Member of Parliament for Sault Ste. Marie
- In office 1984–1988
- Preceded by: Ron Irwin
- Succeeded by: Steve Butland

Personal details
- Born: James Francis Kelleher October 2, 1930 Sault Ste. Marie, Ontario, Canada
- Died: June 2, 2013 (aged 82) Toronto, Ontario, Canada
- Party: Progressive Conservative
- Occupation: Lawyer
- Cabinet: Minister for International Trade (1984-1986) Solicitor General of Canada (1986-1988)

= James Kelleher =

Canadian politician

James Francis Kelleher (October 2, 1930 – June 2, 2013) was a Canadian politician and retired senator.

==Background==
Born in Sault Ste. Marie, Ontario, he received a B.A. degree in 1952 from Queen's University and an LL.B. degree in 1956 from Osgoode Hall Law School. Kelleher was first elected to the House of Commons of Canada in the 1984 election as the Progressive Conservative Member of Parliament for Sault Ste. Marie, Ontario.

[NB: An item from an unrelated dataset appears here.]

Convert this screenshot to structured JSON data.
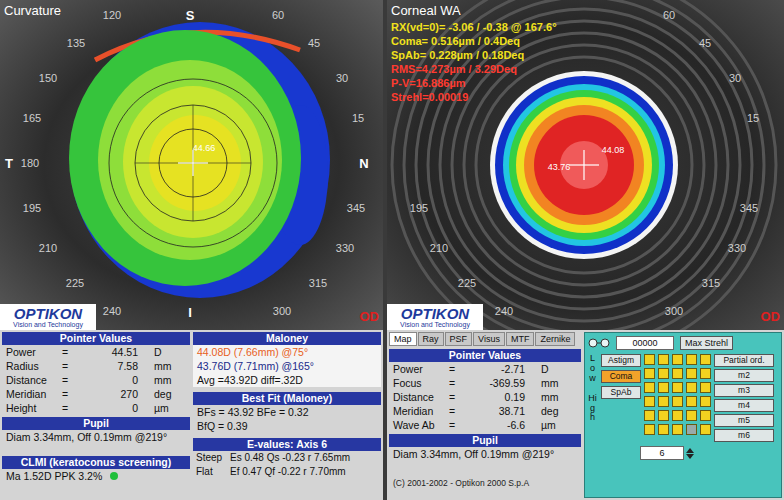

He was appointed minister of international trade in the first cabinet of prime minister Brian Mulroney. In 1986, he became solicitor general as the result of a cabinet shuffle, and remained so until his defeat in the 1988 election.

On September 23, 1990, Kelleher was appointed to the Senate of Canada on Mulroney's recommendation. He retired from the upper house upon his seventy-fifth birthday, October 2, 2005, due to the Senate's mandatory retirement rules.

He died of heart problems in 2013.

== Archives ==
There is a James Kelleher fonds at Library and Archives Canada.